This churning of employees being hired and separated is a good thing for the economy, even if it can be unsettling or disruptive for individuals surprised at being let go. It’s good because it results in a more efficient use of labor, as businesses that need more help hire people while businesses that fail to effectively compete—in many cases because they are inefficient in the use of their resources—either go out of business or lay off their workers.
Further, with today’s strong economy, boosted by the tax cuts President Trump signed into law almost a year ago, combined with his administration’s sustained effort to roll back costly red tape, the job market is hot, giving Americans the freedom and confidence to look for employment that better suits their aspirations.
That America still produces entrepreneurs and small business people willing to take a risk to supply goods and services can be seen in the government’s “Private sector establishment births and deaths” data. This report shows that every month, people take the initiative to start 250,000 businesses, hiring as many as 850,000 workers—on average, that’s a business with an owner and two employees.
Unfortunately, government actions, including taxes, regulations, labor law and land use restrictions, all contribute to decisions people make as to whether to open a business, expand an existing one, or call it quits.
The astute French observer of America, , warning that it would reduce citizens to sheep with the government their “shepherd.”
In California’s case, the regulatory compliance burden on small business was estimated to be about $134,000 per year a decade ago, not including taxes.
But large businesses are affected as well. They generally hire regulatory compliance specialists (often lawyers) to keep them out of trouble with bureaucrats who can fine them or threaten to put them in jail. But they also have an added layer of federal, state and local rules that they must follow.
An example of a law that applies to big business is the WARN Act. The Worker Adjustment and Retraining Notification Act (WARN) was passed by Congress in 1988 after the Democrats took control of the Senate in the 1986 elections and thus controlled both houses of Congress. The bill passed into law without President Reagan’s signature. With exceptions, the WARN Act applies to companies with more than 100 employees, requiring them to give 60 days’ notification for permanent layoffs. The penalty for violating the WARN Act is making back pay and benefits to the laid-off employees for the period of the violation, up to 60 days.
Many states have their own versions of federal law, and in many cases, applying a more stringent standard. California’s version of the WARN Act applies to companies with 75 employees, rather than 100, and includes part-time employees as counting towards the total. The most recent California WARN Act report for fiscal year 2018 showed 644 notices affecting 59,192 employees. Over the same period, a total of about 3.6 million Californians were either fired, quit or retired, so the WARN Act provided notice to 1.6% of workers who lost employment in California.

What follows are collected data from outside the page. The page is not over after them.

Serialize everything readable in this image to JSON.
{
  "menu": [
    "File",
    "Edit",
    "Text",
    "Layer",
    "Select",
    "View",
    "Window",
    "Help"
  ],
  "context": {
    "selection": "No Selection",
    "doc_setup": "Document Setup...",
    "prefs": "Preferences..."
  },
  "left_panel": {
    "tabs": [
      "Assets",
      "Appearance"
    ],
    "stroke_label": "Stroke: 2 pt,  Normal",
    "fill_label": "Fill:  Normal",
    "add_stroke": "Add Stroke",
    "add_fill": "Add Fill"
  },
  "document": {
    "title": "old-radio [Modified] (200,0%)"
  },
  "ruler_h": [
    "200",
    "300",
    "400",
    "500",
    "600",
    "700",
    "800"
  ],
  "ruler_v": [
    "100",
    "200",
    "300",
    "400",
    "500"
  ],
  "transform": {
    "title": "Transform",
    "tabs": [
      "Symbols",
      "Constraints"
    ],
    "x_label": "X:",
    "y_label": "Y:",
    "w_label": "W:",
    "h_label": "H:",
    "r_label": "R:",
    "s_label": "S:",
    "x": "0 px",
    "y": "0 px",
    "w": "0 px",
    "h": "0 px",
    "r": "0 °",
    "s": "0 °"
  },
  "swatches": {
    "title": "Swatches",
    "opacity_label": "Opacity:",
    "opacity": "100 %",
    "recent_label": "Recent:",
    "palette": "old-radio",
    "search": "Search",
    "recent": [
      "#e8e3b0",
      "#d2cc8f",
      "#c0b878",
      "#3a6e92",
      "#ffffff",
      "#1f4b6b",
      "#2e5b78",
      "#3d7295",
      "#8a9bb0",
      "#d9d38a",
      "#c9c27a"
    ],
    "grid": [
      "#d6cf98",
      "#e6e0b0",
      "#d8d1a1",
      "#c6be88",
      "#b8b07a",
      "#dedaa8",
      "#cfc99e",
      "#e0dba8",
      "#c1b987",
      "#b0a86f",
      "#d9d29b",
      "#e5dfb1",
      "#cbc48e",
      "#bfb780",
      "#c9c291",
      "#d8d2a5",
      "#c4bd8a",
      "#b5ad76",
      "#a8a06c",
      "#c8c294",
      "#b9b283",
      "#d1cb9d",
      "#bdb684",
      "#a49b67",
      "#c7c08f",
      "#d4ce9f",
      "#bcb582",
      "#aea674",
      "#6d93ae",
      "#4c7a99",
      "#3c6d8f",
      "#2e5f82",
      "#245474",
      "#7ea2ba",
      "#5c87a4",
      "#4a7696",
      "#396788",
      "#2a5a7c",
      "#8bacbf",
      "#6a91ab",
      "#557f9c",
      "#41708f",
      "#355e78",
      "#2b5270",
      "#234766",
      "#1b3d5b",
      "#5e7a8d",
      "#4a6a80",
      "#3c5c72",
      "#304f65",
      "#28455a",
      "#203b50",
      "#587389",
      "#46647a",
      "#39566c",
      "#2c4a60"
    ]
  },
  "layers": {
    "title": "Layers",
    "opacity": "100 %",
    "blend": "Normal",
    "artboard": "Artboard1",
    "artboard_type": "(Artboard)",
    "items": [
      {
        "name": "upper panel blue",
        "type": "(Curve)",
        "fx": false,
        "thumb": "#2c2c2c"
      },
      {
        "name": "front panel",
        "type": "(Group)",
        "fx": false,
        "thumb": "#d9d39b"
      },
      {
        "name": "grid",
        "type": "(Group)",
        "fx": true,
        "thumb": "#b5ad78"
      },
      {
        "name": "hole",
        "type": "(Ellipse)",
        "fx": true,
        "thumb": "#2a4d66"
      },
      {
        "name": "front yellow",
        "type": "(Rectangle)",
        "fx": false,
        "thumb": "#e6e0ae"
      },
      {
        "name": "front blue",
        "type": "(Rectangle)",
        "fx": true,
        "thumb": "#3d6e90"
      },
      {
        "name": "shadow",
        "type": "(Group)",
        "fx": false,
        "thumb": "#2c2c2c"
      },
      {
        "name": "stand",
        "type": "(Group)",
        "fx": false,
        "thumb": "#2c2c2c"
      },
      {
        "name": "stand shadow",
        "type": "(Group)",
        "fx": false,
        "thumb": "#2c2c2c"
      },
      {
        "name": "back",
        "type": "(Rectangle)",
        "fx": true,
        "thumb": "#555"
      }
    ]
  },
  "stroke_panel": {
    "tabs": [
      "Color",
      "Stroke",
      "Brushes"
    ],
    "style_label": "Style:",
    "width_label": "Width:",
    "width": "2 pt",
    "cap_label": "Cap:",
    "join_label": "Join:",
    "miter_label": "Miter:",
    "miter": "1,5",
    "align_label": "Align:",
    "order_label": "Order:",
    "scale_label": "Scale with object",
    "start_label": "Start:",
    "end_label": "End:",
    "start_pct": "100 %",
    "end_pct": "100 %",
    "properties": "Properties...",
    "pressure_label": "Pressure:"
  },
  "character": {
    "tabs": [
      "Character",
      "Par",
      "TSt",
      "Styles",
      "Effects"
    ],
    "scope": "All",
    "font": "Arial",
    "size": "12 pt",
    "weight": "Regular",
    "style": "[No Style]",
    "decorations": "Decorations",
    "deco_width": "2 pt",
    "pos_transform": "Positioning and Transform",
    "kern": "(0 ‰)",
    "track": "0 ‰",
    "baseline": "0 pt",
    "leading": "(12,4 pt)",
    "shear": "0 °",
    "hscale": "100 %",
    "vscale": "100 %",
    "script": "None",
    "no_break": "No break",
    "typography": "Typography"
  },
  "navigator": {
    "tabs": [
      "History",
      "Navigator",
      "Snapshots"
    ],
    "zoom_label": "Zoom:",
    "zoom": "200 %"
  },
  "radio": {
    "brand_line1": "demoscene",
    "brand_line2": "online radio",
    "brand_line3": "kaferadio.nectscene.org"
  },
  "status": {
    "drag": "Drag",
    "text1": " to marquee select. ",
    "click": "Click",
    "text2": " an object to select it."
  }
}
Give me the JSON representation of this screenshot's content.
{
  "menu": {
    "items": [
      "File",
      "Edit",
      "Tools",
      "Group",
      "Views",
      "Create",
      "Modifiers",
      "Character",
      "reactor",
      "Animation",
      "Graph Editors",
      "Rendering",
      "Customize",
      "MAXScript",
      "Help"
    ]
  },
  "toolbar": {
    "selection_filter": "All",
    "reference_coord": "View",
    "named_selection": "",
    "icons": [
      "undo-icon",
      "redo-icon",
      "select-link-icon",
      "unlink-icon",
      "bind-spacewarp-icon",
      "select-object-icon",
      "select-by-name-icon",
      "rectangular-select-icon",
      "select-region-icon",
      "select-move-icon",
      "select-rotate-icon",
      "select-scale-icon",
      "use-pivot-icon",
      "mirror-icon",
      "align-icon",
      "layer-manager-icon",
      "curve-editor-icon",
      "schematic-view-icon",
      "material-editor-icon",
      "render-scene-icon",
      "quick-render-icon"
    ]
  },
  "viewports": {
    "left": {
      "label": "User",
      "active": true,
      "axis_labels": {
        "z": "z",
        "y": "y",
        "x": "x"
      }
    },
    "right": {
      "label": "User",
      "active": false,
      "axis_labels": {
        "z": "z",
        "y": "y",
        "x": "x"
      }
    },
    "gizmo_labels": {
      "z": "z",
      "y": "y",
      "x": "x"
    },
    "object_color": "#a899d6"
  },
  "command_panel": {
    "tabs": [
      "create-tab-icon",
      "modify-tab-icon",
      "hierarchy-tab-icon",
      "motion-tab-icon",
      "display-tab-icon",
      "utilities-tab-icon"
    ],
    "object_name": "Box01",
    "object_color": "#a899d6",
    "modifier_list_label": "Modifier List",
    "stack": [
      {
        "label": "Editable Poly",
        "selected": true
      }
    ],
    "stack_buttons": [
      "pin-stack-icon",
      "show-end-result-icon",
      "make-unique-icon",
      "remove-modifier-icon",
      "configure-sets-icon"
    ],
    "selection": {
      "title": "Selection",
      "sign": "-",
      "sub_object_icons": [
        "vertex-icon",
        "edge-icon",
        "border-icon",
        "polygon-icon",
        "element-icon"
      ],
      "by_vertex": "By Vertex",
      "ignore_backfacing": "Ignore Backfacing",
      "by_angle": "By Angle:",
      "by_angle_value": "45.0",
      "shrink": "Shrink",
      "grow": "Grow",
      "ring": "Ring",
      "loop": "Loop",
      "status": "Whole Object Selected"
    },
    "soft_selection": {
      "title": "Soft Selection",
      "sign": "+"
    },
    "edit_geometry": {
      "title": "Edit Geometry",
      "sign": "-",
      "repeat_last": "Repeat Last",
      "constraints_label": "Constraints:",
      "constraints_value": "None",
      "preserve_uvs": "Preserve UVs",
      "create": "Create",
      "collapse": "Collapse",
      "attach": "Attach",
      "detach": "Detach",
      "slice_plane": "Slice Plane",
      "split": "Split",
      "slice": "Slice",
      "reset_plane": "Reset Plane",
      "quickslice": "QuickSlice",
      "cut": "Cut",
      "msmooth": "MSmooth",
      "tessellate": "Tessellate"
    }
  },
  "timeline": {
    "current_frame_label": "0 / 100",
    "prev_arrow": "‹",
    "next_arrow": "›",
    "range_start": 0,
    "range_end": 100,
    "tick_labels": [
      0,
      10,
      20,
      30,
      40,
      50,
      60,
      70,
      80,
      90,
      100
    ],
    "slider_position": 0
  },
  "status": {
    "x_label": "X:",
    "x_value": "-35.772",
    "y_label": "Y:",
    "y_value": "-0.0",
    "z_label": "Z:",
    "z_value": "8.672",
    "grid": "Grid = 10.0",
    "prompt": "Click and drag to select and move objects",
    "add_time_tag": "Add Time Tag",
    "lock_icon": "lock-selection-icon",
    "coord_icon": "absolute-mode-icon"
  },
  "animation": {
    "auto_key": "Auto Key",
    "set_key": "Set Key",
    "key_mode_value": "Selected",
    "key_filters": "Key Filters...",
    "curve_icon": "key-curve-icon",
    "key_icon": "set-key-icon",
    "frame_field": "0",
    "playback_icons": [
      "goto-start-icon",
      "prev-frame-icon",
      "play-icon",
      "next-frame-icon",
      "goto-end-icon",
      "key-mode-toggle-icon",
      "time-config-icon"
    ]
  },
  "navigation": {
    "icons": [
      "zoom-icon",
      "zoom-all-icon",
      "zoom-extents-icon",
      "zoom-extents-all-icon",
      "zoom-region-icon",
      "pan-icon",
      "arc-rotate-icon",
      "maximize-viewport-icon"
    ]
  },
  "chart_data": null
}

Several of California’s WARN Act notices were filed to announce the layoffs of only one or two employees. This is likely not what the authors of the law intended, but it nevertheless costs money to comply with, resulting in the employment of more lawyers and compliance staff and fewer workers. The largest layoff notices from July 1, 2017 to June 30, 2018 were for 964 Oracle employees in Santa Clara, 1,330 Centerplate employees in San Francisco, 1,975 Seneca Foods Corporation employees in Modesto, and 1,231 Qualcomm employees in San Diego.
In some cases, WARN Act notices trigger public statements from elected officials. This was likely seen as a feature of the law, not a bug, as it benefits politicians, not workers—there is little most individual legislators can do to fundamentally change business decisions and the unyielding math of a corporate balance sheet.
This was seen recently when United Technologies Corp. (UTC) announced plans to lay off about 300 workers from its Chula Vista manufacturing facility near San Diego. The International Association of Machinists labor union complained to their federal representatives and soon local Congressmen Juan Vargas (D-Chula Vista) and Scott Peters (D-San Diego), as well as U.S. Senators Dianne Feinstein and Kamala Harris, were pressuring the company, an aerospace and defense contractor, to reconsider the action.
UTC wants to close the factory by 2020. It has turned out aircraft engine components since 1940.
U.S. Representatives Vargas and Peters noted in a letter to UTC Aerospace Systems President David Gitlin that the company website says that it serves one of the “fastest growing industries on the planet” and that UTC’s statement about the strong market conflicts “with the decision to the decision to eliminate hundreds of production jobs.”
The machinists union claims that UTC is moving its work to Mexico to take advantage of cheaper wages.
But UTC officials instead say that the layoffs are due to the winding down of several old aircraft programs and that they are encouraging employees to apply for other positions within the company at other locations.
Regardless, the intervention of two U.S. House members and two U.S. Senators, all four of whom voted against last year’s federal tax cut, is ironic in the face of their pleas to keep a 78-year-old factory open. Reducing taxes and trimming regulatory burdens would do far more than sternly worded letters to encourage UTC and other businesses, both larger and smaller, to expand or even start up.
Instead of increasing government’s load on employers, elected representatives should first ask themselves “How will my words, actions and legislation affect the decisions that create hundreds of thousands of businesses and millions of jobs every month?”